By Dennis Smith –
Fly-fishing is confusing enough. So I don’t get why many fly tiers, vendors, shop owners and outfitters make it even more confusing by arbitrarily assigning catchy new names to slightly-altered old fly patterns and then marketing them as if they were the latest and greatest, must-have creations.
There are no industry-wide standards for naming fly patterns, so fly tiers and suppliers are free to tag a fly with whatever clever label they choose and then foist it off as some brand-new, razzle-dazzle killing pattern, when in all probability, it’s just an old standard tied with a different tail, rib or body material or new hook.This Skykomish Sunrise, named for its pretty colors, mimics absolutely nothing in the natural world but catches fish like mad. Go figure.This Skykomish Sunrise, named for its pretty colors, mimics absolutely nothing in the natural world but catches fish like mad.
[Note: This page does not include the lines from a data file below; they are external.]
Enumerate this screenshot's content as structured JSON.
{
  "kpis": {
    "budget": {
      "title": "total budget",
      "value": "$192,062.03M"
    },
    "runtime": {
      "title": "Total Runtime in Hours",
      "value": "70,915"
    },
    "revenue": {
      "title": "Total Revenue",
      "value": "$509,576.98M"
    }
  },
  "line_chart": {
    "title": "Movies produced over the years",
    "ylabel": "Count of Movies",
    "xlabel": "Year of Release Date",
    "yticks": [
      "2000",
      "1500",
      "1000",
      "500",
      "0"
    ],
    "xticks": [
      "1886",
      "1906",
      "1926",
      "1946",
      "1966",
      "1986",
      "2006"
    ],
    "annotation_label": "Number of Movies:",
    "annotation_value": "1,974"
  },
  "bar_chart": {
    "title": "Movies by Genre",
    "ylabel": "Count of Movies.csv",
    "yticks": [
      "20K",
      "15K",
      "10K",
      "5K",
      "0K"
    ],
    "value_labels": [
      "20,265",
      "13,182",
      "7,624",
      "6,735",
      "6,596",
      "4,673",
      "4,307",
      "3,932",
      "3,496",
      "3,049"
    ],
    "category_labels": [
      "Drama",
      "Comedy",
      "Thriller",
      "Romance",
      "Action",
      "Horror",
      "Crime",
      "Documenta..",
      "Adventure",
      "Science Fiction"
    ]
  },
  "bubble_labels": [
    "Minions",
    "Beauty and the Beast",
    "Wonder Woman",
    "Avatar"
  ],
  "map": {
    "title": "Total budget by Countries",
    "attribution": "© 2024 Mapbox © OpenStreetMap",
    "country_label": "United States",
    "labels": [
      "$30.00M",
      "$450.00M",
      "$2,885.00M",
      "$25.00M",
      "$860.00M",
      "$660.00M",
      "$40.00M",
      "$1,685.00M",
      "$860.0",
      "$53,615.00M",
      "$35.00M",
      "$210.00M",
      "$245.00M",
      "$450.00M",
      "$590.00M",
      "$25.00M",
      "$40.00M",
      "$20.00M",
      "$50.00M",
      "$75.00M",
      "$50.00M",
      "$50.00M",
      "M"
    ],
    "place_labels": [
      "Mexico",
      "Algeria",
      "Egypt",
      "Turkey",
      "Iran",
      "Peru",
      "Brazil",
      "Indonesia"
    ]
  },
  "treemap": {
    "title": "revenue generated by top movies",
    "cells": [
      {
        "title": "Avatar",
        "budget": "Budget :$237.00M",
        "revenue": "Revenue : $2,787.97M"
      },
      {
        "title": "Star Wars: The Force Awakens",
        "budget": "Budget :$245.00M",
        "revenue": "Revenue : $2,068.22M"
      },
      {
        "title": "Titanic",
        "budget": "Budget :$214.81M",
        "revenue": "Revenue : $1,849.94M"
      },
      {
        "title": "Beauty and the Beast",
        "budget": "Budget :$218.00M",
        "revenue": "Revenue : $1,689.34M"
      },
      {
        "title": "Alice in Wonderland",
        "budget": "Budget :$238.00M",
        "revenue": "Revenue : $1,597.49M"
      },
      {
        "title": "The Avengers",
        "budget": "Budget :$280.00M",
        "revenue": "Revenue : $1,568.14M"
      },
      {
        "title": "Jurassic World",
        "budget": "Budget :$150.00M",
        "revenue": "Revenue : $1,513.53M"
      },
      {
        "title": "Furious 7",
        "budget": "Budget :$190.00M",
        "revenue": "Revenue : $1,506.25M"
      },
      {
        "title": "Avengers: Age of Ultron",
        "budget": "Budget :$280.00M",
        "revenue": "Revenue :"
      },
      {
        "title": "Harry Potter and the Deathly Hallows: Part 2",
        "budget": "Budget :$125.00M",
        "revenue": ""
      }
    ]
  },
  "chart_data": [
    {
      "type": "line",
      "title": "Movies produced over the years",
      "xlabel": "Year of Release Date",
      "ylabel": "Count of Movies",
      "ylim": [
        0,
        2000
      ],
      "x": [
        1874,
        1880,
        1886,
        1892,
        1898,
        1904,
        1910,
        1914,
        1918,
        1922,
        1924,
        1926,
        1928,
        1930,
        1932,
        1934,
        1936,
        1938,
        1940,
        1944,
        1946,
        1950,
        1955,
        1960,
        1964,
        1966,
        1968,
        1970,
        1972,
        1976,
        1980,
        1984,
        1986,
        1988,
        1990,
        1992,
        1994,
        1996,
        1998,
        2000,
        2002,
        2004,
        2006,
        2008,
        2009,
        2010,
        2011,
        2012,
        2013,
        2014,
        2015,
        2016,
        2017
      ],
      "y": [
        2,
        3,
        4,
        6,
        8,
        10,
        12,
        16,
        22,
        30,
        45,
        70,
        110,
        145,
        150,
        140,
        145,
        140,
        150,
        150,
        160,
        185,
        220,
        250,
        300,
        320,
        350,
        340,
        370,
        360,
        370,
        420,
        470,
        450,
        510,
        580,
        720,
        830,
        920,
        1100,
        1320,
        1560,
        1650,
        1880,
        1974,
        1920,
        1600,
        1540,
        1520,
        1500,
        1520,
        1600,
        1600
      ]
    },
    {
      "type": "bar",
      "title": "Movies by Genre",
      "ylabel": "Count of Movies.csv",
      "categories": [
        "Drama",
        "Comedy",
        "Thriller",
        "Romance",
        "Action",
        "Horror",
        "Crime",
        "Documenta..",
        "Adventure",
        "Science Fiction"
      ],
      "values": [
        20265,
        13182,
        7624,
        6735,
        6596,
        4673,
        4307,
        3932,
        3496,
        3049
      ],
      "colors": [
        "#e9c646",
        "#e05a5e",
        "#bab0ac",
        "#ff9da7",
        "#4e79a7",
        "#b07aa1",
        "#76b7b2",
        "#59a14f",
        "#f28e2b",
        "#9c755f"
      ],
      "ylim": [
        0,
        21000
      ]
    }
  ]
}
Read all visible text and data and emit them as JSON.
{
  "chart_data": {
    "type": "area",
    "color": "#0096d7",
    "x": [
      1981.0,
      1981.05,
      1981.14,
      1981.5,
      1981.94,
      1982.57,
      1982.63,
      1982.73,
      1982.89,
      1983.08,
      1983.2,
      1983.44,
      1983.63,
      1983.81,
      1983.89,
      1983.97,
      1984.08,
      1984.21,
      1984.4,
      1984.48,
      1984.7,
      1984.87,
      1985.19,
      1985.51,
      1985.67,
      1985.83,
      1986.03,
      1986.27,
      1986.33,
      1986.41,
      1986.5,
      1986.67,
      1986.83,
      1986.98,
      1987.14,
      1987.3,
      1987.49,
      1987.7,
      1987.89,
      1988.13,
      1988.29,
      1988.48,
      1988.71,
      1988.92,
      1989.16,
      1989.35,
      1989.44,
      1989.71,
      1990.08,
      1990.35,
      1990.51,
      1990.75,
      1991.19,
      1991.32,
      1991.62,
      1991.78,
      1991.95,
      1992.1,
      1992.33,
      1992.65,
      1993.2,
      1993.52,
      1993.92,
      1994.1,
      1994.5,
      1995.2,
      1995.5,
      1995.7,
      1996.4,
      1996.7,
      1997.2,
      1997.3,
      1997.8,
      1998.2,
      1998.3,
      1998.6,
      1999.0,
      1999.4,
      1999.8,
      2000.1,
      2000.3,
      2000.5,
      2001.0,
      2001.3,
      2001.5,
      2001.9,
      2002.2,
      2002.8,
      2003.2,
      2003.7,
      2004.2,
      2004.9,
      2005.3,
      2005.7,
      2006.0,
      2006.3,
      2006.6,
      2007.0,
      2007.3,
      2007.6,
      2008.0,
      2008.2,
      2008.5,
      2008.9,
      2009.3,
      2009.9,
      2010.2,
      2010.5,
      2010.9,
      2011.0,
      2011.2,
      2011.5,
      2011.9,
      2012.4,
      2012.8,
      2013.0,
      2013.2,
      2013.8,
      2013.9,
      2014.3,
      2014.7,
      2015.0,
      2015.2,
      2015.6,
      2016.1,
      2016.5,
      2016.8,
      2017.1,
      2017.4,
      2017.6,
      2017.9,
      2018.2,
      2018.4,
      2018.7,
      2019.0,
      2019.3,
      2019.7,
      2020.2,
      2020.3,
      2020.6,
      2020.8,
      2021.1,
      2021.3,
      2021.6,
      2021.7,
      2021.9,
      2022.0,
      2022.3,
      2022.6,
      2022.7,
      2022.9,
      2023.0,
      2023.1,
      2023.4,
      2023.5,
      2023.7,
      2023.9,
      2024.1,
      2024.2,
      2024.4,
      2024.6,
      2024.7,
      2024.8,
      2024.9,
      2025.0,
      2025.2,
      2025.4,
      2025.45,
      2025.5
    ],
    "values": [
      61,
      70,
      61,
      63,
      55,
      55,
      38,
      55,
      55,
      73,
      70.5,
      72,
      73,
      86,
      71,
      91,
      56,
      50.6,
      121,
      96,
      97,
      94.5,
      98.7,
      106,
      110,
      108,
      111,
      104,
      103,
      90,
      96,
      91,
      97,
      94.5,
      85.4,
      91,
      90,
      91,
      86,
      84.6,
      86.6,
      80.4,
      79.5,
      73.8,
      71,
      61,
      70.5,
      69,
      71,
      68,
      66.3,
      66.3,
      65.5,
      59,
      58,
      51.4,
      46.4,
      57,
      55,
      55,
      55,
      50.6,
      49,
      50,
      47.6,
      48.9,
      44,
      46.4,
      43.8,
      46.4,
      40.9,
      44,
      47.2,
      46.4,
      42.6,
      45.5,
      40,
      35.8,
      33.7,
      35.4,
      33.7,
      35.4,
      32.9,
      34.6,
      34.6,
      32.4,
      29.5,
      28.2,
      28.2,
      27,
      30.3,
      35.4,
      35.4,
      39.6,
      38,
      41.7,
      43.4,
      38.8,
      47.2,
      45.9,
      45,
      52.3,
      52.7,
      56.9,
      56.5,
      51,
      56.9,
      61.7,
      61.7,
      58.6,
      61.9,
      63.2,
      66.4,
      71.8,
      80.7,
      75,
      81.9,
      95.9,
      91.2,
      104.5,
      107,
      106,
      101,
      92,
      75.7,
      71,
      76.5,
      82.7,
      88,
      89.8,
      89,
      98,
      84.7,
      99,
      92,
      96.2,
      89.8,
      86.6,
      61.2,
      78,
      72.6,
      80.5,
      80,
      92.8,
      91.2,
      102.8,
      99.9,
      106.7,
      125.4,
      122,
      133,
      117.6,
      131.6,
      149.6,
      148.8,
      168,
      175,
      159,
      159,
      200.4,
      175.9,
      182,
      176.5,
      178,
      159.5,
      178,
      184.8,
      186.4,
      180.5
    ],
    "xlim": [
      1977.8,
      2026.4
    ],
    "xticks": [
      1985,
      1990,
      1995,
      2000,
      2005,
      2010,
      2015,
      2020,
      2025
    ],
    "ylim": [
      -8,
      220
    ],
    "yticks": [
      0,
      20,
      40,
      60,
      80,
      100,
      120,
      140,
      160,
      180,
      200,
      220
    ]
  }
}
Go figure.
Case in point: On a vendor’s website, a fly recently advertised as a brand new partridge and olive emerger turned out to be the venerable hare’s ear soft hackle tied on a short-shanked grub hook with olive-dyed rabbit fur and copper wire ribbing instead of the natural rabbit fur and gold wire used on the old classic. It’s a good-looking fly and no doubt effective, but it’s still just a modified hare’s ear soft hackle. That’s what it should be called, don’t you think?
Equally confusing to me is that a single fly can be known by several different names depending on where you find it. For example, what might be called a bionic midge in one fly shop could be called a disco midge in another, a crystal chironomid in another and the flash dancer in yet another. Why do they do that? It’s all the same fly. Grrr.
Fly shop owners who recommend store-specific fly patterns (or house flies, as I call them) on their website fishing reports and fail to mention they can only be purchased at their stores just add to the confusion. You can’t blame them for plugging their own products, of course, but it’s frustrating to anglers who may find themselves running from shop to shop in Colorado looking for a one-eyed flying purple people eater only to find out no one’s ever heard of the darn thing except the shop owner in Montana who’s selling it.
To be fair, there are a number of extremely innovative fly designers out there producing genuinely original fly patterns and they deserve to be recognized for their talents. They trademark their creations, license professional fly tiers or jobbers to market them and then collect royalties on the sales.
Not all flies are tied to imitate aquatic insects either. They might mimic minnows, frogs, leeches, snails, mice or, sometimes, nothing at all. To further complicate matters, a fly can be tied to replicate any of the several different life stages of a single aquatic insect: its nymph or pupal stage, its emergent or actively hatching stage, a fully hatched adult or even a dead or dying one. All have tricky names, some of which have nothing to do with the bug itself, but they just sound good to the designers. Fly fishermen eagerly embrace all this nonsense, but a lot of folks just use worms. It’s a lot less confusing.